И они пошли — была надежда, что и Вовка мог быть там.
По хорошо знакомому оврагу у Афанасьевского кладбища выбрались на Пятницкую улицу — Рабочий Городок остался в стороне. За Пятницкой расстилалась широкая равнина — большое, никогда не засеваемое поле, сбоку которого возвышался пропыленный и пропаленный солнцем элеватор. В жаркую летнюю пору над ведущими к нему дорогами неизменно клубились облака пыли, отчего и башни элеватора, и сухая трава вокруг были покрыты плотным серым налетом. Пыль доставала и до огородов последних городских домов.
Тянуло горечью горелого зерна, висевшей над всей южной окраиной без малого две недели. Рожь в сушильных камерах, приемных бункерах, ссыпных башнях горела скрытым огнем — пламя почти не пробивалось наружу, сизо-черные кучи хлеба чадили ровно и стойко.

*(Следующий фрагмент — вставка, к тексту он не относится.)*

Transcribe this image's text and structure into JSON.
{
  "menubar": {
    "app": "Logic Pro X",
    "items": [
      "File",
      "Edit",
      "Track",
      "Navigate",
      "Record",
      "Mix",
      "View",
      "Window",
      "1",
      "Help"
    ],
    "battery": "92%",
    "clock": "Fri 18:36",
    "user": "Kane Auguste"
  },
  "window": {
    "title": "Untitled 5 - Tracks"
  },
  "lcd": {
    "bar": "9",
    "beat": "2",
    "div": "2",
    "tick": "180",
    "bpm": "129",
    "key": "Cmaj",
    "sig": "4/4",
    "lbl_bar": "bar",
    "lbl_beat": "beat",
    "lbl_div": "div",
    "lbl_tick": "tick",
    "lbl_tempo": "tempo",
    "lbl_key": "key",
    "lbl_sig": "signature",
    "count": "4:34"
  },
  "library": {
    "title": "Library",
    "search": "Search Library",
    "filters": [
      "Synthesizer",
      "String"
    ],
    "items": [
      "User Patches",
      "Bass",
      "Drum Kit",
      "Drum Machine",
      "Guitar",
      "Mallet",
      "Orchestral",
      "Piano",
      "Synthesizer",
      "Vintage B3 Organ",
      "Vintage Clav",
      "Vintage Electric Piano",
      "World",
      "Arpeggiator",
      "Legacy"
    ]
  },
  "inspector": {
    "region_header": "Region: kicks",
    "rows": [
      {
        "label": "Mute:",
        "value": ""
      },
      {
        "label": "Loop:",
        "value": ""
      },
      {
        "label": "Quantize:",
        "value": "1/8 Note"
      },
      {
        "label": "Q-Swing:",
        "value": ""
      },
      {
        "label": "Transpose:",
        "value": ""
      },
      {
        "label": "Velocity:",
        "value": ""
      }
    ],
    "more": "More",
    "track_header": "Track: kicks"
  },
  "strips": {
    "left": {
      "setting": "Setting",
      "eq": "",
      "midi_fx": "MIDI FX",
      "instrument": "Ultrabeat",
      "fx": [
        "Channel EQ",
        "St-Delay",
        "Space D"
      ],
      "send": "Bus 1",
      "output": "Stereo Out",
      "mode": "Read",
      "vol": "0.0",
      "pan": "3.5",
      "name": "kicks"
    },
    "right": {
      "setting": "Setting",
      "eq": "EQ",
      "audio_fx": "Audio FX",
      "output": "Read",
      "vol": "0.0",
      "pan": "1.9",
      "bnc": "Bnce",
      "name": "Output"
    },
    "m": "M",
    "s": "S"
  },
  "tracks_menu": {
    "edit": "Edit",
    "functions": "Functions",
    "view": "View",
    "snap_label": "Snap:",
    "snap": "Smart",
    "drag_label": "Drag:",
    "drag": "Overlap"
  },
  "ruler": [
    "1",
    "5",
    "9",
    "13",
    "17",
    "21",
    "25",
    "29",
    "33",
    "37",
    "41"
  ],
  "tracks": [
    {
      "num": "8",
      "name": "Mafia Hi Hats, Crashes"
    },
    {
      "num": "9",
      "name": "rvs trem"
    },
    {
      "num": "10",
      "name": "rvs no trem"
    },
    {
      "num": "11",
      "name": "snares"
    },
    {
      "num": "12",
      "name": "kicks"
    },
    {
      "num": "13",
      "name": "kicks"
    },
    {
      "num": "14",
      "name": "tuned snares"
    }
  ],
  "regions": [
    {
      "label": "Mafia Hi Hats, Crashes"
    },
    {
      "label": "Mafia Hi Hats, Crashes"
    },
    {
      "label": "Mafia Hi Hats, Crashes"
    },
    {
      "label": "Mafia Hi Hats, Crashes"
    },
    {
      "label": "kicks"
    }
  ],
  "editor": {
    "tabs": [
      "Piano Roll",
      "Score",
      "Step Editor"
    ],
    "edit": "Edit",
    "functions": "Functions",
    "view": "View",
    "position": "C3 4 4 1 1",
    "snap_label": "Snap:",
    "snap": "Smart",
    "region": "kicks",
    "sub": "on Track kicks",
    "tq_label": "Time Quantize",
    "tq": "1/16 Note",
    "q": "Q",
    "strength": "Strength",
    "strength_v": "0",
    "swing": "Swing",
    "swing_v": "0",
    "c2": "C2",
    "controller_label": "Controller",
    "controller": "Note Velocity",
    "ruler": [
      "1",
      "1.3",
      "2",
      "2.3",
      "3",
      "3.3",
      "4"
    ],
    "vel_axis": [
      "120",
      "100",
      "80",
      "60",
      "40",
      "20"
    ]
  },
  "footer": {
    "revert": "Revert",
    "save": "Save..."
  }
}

Несколько старух копались у покореженных весов, метелками полыни выметали из закоулков просыпавшееся зерно, горстями собирали его вместе с дорожной пылью в ведра и кошелки. Кроме них, на элеваторе никого не было.
7
Нюрочка Ветрова — присадистая, подвижная, легкая на улыбку женщина — была в Городке, а может и вообще в жизни, самым близким Ксении человеком. Были они одной бабьей судьбы, одного склада души, и та и другая легко отзывались на чужое горе. Это их и сдружило. Мужья их — у той и у другой одинаково постарше годами — долгое время кочегарили в паровозном депо, выбились в помощники машинистов, а Нюрочкин Федор успел в мирное время посидеть и на правом крыле паровоза. В первые же дни войны Федор и Николай Савельев погнали порожние эшелоны под эвакуацию, и с той поры их словно топором отрубило.
Нюрочка меньше поддавалась панике, чем ее младшая подруга, Ксения, и верила, что мужики их не сгинули, как сгинули уже многие, что так же, как и всегда, пусть и по другим маршрутам, водят они тяжело груженные составы, сидят, щуря глаза, на своих откидных сиденьях и комкают, комкают в неспокойных промасленных руках обтирочные концы…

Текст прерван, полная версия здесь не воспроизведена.